È ormai noto come porre attenzione a tali variabili sia di estrema rilevanza al fine di modulare e adattare la comunicazione con il paziente e al contempo poterlo “coinvolgere” in modo efficace all’interno di obiettivi terapeutici personalizzati che possano diventare sempre più “personali”, rispetto ai quali permettergli di sentirsi sempre più “agente attivo”.

Negli ultimi decenni, soprattutto in cronicità,  si è assistito ad  un viraggio profondo dei modelli di cura verso una sempre maggiore valorizzazione del ruolo della persona, vista come soggetto attivo ed “esperto” all’interno del processo clinico-assistenziale. Ormai ampiamente dibattuta è la questione dell’adherence, intesa come coinvolgimento attivo del paziente con cronicità ad uno stile di vita adeguato, con tutte le variabili annesse che riguardano: le scelte quotidiane, lo stile alimentare, l’esercizio fisico, il regime terapeutico ma anche al contempo la regolazione delle emozioni che potrebbero interferire con e ostacolare una buona auto-gestione.  È di crescente interesse l’analisi e l’approfondimento delle dimensioni e variabili che più hanno un impatto sull’adherence, ma anche l’analisi dei fattori che potrebbero favorire il coinvolgimento attivo del paziente, ben espresso in un termine non diversamente traducibile da “engagement”. A tal proposito, diversi studi hanno evidenziato come la percezione di un senso di efficacia, le convinzioni di autoefficacia percepita, così come senso di identificazione sociale, modulato dall’appartenenza ad un gruppo, nelle variabili cognitivi e affettive, siano un potente motore nello stimolare e favorire l’adherence terapeutica. Tutte dimensioni che la letteratura ha dimostrato possano essere efficacemente promosse attraverso interventi psicologici mirati.
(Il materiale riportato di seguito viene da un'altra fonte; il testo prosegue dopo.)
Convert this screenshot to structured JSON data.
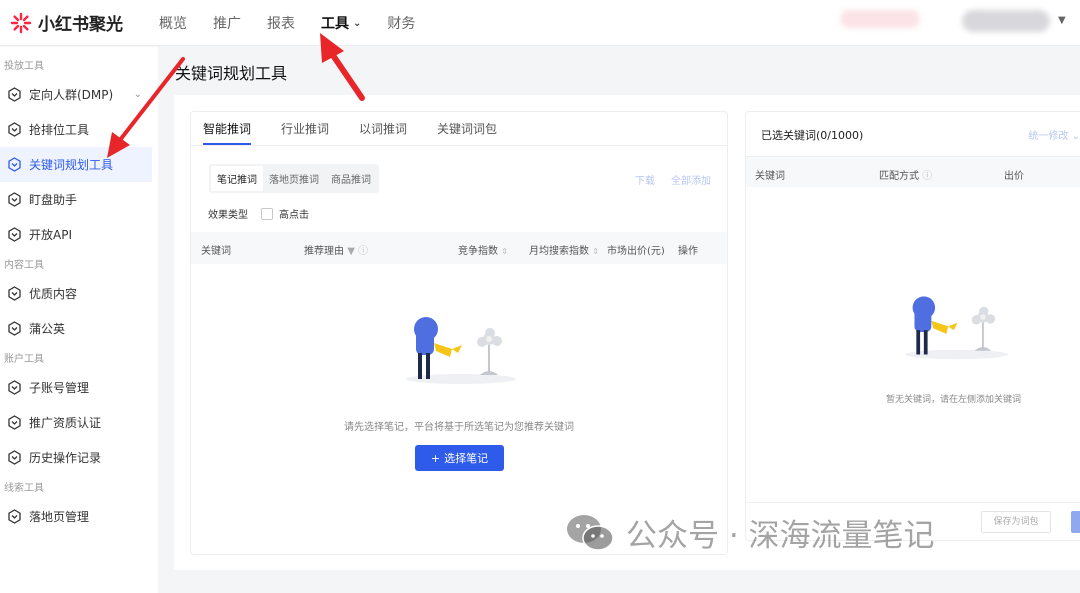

Alla luce di tali dati appare di estrema importanza immaginare come la traduzione nella pratica clinica della visione olistica e dell’approccio biopsicosociale sia il coinvolgimento e l’attivazione attiva di tutte le risorse di un’equipe multidisciplinare e multi-professionale, al fine di massimizzare gli effetti di una buona comunicazione, promuovere e facilitare la gestione delle relazioni, delle emozioni e dello stress all’interno di un lavoro di Team che sappia coniugare una risposta organica adattandola alle esigenze multidimensionali. Per tali ragioni e alla luce anche di quanto evidenziato all’interno del Piano Nazionale della Cronicità, il Team dovrebbe comprendere figure cardine all’interno di una rete specialistica multidisciplinare, tra le quali grande risalto ricopre la figura  dello Psicologo nel suo ruolo “ponte” di duplice direzionalità: verso il paziente rispetto al sostegno e supporto psico-emozionale e psicoeducativo; verso il Team come facilitatore e mediatore nei processi di gestione della comunicazione e della relazione.